I am reading beam documentation and some of stackoverflow questions/answers in order to understand how would i write a pubsub message to bigquery. As of now, I have working example of getting protobuf
messages and able to decode
them. the code looks like this
(p
| 'ReadData' >> apache_beam.io.ReadFromPubSub(topic=known_args.input_topic, with_attributes=True)
| 'ParsePubsubMessage' >> apache_beam.Map(parse_pubsubmessage)
)
Eventually, what i want to do is write decoded pub-sub message to bigquery. all attribtues (and decoded byte data) will have one-to-one column mapping.

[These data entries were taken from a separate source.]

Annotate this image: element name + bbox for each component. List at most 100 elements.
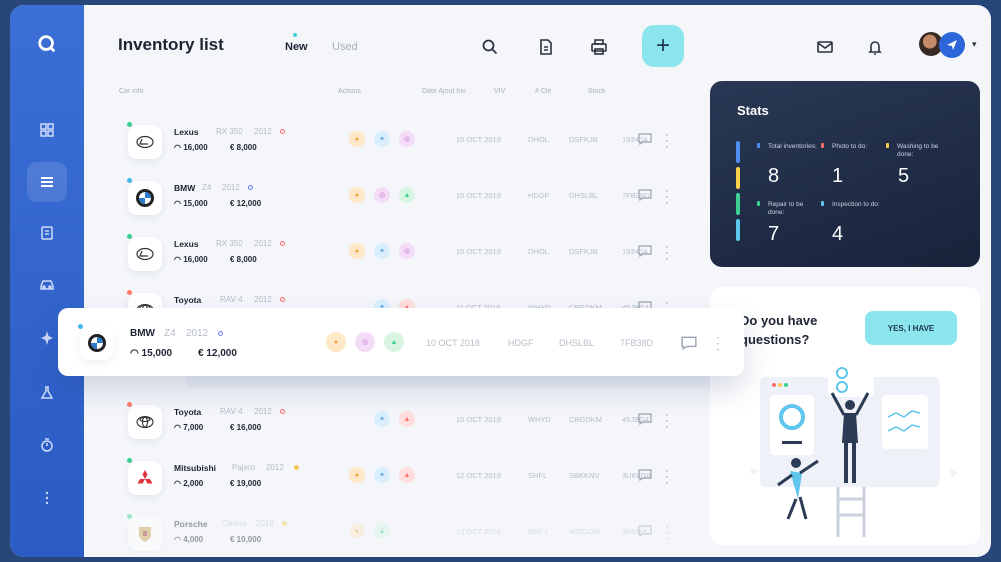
col-header-car-info[interactable]: Car info: [119, 88, 144, 95]
col-header-vin[interactable]: VIV: [494, 88, 505, 95]
stat-marker: [821, 143, 824, 148]
color-dot: [280, 241, 285, 246]
mitsubishi-logo-icon: [128, 461, 162, 495]
table-row[interactable]: Toyota RAV 4 2012 ◠ 7,000 € 16,000 ✦ ▲ 1…: [118, 399, 698, 447]
table-row[interactable]: Porsche Carera 2018 ◠ 4,000 € 10,000 ● ▲…: [118, 511, 698, 557]
action-wash-icon[interactable]: ●: [349, 243, 365, 259]
more-options-icon[interactable]: ···: [664, 408, 670, 432]
speedometer-icon: ◠: [174, 143, 184, 152]
speedometer-icon: ◠: [174, 199, 184, 208]
sidebar-item-timer[interactable]: [32, 430, 62, 460]
comment-icon[interactable]: [638, 413, 652, 425]
date-cell: 12 OCT 2018: [456, 471, 501, 480]
comment-icon[interactable]: [638, 189, 652, 201]
action-photo-icon[interactable]: ◎: [399, 243, 415, 259]
stat-value: 7: [768, 223, 780, 245]
export-document-icon[interactable]: [534, 35, 558, 59]
cle-cell: WGCLVK: [569, 527, 601, 536]
sidebar-item-documents[interactable]: [32, 218, 62, 248]
vin-cell: HDGF: [528, 191, 550, 200]
action-wash-icon[interactable]: ●: [326, 332, 346, 352]
stat-label: Total inventories:: [768, 143, 817, 150]
km-value: 15,000: [141, 348, 173, 359]
stats-bar-yellow: [736, 167, 740, 189]
comment-icon[interactable]: [638, 133, 652, 145]
color-dot: [294, 465, 299, 470]
color-dot: [280, 297, 285, 302]
car-price: € 12,000: [198, 348, 237, 359]
car-model: RAV 4: [220, 407, 243, 416]
sidebar-item-cars[interactable]: [32, 269, 62, 299]
comment-icon[interactable]: [638, 469, 652, 481]
flask-icon: [40, 386, 54, 399]
action-wash-icon[interactable]: ●: [349, 523, 365, 539]
table-row[interactable]: Lexus RX 350 2012 ◠ 16,000 € 8,000 ● ✦ ◎…: [118, 231, 698, 279]
stat-marker: [821, 201, 824, 206]
km-value: 4,000: [183, 535, 204, 544]
comment-icon[interactable]: [638, 525, 652, 537]
sidebar-item-dashboard[interactable]: [32, 115, 62, 145]
km-value: 15,000: [183, 199, 208, 208]
speedometer-icon: ◠: [174, 535, 184, 544]
comment-icon[interactable]: [638, 245, 652, 257]
comment-icon[interactable]: [681, 336, 697, 350]
more-options-icon[interactable]: ···: [664, 520, 670, 544]
more-options-icon[interactable]: ···: [664, 464, 670, 488]
sidebar-item-inventory[interactable]: [27, 162, 67, 202]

So what is confusing me is what should my parse_pubsubmessage
return. As of now, It is returning a custom class which has all fields i.e.,
class DecodedPubsubMessage:
def __init__(self, attr, event):
self.attribute_one = attr['attribute_one']
self.attribute_two = attr['attribute_two']
self.order_id = event.order.order_id
self.sku = event.item.item_id
self.triggered_at = event.timestamp
self.status = event.order.status
Is this correct approach to do this dataflow? What i was thinking that i will use this returned value to write to bigquery but due to advance python feature, i am unable to understand how to. Here is a reference example that i was looking at. From this example, I am not sure how would i do the lambda
map on my returned object to write to bigquery.